CISA Alerts on Critical Oracle Identity Manager Vulnerability Under Active Exploitation
The U.S. Cybersecurity and Infrastructure Security Agency (CISA) has recently added a critical security flaw affecting Oracle Identity Manager to its Known Exploited Vulnerabilities (KEV) catalog, highlighting evidence of active exploitation.
Identified as CVE-2025-61757, this vulnerability carries a CVSS score of 9.8, indicating its severity. The flaw arises from missing authentication for a critical function, potentially allowing unauthenticated remote attackers to execute arbitrary code. Affected versions include 12.2.1.4.0 and 14.1.2.1.0. Oracle addressed this issue in its quarterly updates released last month.
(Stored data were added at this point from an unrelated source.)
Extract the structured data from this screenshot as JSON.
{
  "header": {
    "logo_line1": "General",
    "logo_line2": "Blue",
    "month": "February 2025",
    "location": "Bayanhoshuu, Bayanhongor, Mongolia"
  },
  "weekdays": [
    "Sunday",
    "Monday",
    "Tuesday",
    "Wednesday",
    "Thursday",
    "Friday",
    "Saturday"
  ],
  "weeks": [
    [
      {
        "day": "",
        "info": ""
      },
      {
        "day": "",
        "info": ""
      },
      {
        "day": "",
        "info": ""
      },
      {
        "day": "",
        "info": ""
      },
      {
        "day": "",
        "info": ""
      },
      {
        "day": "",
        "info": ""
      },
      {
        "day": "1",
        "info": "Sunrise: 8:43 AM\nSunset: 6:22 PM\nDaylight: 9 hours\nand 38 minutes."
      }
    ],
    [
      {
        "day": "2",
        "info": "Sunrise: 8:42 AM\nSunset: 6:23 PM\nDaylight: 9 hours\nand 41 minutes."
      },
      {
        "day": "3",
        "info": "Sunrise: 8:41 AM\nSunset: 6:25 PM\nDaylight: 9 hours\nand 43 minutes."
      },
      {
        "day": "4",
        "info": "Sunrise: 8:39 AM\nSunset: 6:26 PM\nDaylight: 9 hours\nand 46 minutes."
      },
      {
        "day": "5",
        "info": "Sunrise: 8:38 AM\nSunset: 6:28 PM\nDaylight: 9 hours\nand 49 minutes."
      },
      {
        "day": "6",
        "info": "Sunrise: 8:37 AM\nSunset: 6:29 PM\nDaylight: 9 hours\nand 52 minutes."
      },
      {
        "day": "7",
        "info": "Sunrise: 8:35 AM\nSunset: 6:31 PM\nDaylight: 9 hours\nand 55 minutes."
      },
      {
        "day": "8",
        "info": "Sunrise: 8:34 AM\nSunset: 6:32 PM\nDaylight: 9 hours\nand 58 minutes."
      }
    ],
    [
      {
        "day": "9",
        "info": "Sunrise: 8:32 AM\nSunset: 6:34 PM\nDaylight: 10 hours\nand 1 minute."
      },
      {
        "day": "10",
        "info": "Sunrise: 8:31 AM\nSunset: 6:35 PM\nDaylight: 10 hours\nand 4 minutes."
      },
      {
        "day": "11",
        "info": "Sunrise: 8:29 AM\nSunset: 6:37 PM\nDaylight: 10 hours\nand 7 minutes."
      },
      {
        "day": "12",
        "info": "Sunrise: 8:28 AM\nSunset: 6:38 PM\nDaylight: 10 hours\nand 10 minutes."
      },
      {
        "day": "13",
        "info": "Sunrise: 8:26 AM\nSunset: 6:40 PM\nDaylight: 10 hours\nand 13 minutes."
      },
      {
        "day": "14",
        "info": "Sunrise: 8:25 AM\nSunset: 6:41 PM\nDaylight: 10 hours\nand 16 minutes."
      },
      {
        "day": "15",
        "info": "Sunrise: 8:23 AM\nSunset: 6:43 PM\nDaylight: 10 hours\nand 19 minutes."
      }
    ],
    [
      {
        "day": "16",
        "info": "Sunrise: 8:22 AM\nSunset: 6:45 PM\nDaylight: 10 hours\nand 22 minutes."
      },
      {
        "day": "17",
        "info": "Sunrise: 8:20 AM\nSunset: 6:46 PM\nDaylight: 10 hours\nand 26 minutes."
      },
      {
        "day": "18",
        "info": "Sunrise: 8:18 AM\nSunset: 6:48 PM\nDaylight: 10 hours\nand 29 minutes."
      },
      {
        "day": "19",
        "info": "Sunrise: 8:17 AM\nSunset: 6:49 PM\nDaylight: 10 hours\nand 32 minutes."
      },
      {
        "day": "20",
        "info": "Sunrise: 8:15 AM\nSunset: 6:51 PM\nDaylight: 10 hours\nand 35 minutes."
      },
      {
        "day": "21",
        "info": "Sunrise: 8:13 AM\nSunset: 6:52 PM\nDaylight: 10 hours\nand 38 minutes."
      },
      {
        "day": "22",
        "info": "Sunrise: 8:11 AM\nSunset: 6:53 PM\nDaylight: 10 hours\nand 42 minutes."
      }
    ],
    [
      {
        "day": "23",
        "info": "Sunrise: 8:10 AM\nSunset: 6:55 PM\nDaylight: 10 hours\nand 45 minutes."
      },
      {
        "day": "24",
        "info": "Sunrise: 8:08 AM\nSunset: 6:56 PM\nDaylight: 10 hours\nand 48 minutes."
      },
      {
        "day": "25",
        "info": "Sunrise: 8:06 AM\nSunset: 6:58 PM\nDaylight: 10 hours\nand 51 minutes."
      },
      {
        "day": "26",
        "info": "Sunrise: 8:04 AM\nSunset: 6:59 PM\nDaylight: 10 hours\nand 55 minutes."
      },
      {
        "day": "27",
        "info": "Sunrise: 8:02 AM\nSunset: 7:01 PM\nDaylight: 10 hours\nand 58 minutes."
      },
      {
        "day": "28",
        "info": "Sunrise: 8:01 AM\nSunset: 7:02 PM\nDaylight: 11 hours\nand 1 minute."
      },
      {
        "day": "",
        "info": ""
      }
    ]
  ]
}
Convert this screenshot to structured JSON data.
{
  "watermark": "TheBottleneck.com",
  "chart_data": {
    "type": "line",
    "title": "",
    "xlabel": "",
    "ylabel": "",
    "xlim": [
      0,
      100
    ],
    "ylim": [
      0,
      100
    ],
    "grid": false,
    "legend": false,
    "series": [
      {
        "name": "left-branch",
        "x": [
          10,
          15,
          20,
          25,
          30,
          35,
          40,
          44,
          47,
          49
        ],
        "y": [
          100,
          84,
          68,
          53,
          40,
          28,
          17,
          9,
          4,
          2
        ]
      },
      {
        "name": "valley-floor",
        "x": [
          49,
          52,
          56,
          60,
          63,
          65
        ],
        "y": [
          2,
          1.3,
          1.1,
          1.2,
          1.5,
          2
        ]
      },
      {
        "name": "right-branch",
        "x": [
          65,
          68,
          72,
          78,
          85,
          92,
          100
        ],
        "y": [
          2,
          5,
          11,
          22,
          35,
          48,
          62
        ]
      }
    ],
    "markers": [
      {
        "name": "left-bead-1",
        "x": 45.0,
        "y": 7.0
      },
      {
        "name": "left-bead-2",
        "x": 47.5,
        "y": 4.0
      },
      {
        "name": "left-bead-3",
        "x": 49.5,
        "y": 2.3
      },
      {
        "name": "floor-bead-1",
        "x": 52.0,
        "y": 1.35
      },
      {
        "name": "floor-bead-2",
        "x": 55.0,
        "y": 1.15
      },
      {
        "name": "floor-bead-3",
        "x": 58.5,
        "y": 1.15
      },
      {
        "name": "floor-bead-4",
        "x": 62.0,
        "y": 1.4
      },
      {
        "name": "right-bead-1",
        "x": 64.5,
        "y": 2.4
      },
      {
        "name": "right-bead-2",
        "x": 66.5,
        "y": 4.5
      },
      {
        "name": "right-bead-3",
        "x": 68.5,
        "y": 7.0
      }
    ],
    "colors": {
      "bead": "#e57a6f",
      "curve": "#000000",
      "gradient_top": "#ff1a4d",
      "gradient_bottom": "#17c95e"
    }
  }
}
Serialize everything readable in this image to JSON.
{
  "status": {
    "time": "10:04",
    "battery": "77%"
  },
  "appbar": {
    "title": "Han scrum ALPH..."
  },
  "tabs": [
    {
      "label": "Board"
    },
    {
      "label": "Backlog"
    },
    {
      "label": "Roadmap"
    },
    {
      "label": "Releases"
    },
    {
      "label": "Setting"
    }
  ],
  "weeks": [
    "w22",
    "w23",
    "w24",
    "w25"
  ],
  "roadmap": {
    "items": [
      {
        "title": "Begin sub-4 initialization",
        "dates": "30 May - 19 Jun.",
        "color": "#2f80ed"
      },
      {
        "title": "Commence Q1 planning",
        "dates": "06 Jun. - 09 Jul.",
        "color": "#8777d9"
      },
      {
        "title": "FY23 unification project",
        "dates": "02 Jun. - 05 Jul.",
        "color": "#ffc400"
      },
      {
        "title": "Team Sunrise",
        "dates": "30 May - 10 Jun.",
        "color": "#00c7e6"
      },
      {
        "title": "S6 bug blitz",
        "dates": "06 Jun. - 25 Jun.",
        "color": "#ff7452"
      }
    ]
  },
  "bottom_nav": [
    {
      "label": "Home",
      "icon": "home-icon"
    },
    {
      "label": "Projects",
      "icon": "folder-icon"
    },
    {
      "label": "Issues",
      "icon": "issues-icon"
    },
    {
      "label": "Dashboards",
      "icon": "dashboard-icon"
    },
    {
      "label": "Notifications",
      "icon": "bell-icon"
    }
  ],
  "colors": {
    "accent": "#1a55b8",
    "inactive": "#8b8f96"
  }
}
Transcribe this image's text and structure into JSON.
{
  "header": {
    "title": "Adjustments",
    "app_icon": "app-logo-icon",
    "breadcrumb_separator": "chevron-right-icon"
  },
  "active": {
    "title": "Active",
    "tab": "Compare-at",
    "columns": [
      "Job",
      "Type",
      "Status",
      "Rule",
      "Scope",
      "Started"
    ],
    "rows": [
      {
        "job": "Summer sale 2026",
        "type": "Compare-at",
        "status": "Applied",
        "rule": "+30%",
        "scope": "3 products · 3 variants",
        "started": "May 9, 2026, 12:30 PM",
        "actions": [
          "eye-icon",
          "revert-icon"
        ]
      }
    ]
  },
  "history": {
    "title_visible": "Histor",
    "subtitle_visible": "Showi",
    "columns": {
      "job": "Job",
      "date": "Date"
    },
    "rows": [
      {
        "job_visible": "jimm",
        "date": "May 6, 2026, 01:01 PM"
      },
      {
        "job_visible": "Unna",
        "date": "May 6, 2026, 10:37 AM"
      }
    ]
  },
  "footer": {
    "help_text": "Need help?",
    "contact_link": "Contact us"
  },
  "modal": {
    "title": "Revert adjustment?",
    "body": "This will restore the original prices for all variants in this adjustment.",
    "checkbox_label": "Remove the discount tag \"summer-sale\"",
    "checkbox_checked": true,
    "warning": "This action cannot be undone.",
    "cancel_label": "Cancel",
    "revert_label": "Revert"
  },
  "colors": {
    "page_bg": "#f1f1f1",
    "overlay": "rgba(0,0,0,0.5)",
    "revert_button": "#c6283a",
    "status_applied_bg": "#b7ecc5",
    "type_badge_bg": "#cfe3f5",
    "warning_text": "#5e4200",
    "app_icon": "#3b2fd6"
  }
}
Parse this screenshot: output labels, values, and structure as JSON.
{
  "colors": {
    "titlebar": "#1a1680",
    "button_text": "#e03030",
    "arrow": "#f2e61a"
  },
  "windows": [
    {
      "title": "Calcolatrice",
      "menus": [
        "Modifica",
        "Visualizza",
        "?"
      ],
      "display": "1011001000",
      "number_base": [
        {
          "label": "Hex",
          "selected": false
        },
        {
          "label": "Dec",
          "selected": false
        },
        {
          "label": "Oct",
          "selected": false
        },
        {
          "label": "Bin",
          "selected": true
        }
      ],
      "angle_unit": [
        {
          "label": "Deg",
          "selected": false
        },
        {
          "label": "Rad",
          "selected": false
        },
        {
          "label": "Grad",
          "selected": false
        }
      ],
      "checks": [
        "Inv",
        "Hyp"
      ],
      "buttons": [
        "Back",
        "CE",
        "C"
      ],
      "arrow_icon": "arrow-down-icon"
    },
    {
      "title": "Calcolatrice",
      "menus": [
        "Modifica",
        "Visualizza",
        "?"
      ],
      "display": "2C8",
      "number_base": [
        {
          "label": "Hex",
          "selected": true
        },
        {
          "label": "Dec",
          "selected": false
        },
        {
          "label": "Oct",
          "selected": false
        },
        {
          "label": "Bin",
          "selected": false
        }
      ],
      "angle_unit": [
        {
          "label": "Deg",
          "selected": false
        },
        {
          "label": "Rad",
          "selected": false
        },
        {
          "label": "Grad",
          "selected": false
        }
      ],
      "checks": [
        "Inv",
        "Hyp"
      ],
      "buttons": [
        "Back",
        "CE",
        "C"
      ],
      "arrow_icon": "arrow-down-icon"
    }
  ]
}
CISA’s advisory states, Oracle Fusion Middleware contains a missing authentication for a critical function vulnerability, allowing unauthenticated remote attackers to take over Identity Manager.
Researchers Adam Kues and Shubham Shah from Searchlight Cyber, who discovered the flaw, explained that attackers could exploit this vulnerability to access API endpoints. This access could enable them to manipulate authentication flows, escalate privileges, and move laterally across an organization’s core systems.
The vulnerability stems from a bypass of a security filter, allowing protected endpoints to be treated as publicly accessible by appending ?WSDL or ;.wadl to any URI. This issue results from a faulty allow-list mechanism based on regular expressions or string matching against the request URI.
The authentication bypass can be combined with a request to the /iam/governance/applicationmanagement/api/v1/applications/groovyscriptstatus endpoint to achieve remote code execution. By sending a specially crafted HTTP POST, attackers can exploit this endpoint, which is intended only for checking the syntax of Groovy code and not for execution. However, the researchers found a way to write a Groovy annotation that executes at compile time, even though the compiled code is not actually run.
The inclusion of CVE-2025-61757 in the KEV catalog follows observations by Johannes B. Ullrich, the dean of research at the SANS Technology Institute. An analysis of honeypot logs revealed multiple attempts to access the URL /iam/governance/applicationmanagement/api/v1/applications/groovyscriptstatus;.wadl via HTTP POST requests between August 30 and September 9, 2025.
Ullrich noted, There are several different IP addresses scanning for it, but they all use the same user agent, which suggests that we may be dealing with a single attacker. He added that while the bodies of these requests were not captured, all were POST requests with a content-length header indicating a 556-byte payload.
This suggests that the vulnerability may have been exploited as a zero-day, prior to Oracle’s release of a patch. The IP addresses from which these attempts originated include:
– 89.238.132[.]76
– 185.245.82[.]81
– 138.199.29[.]153
In response to the active exploitation, Federal Civilian Executive Branch (FCEB) agencies are mandated to apply the necessary patches by December 12, 2025, to secure their networks.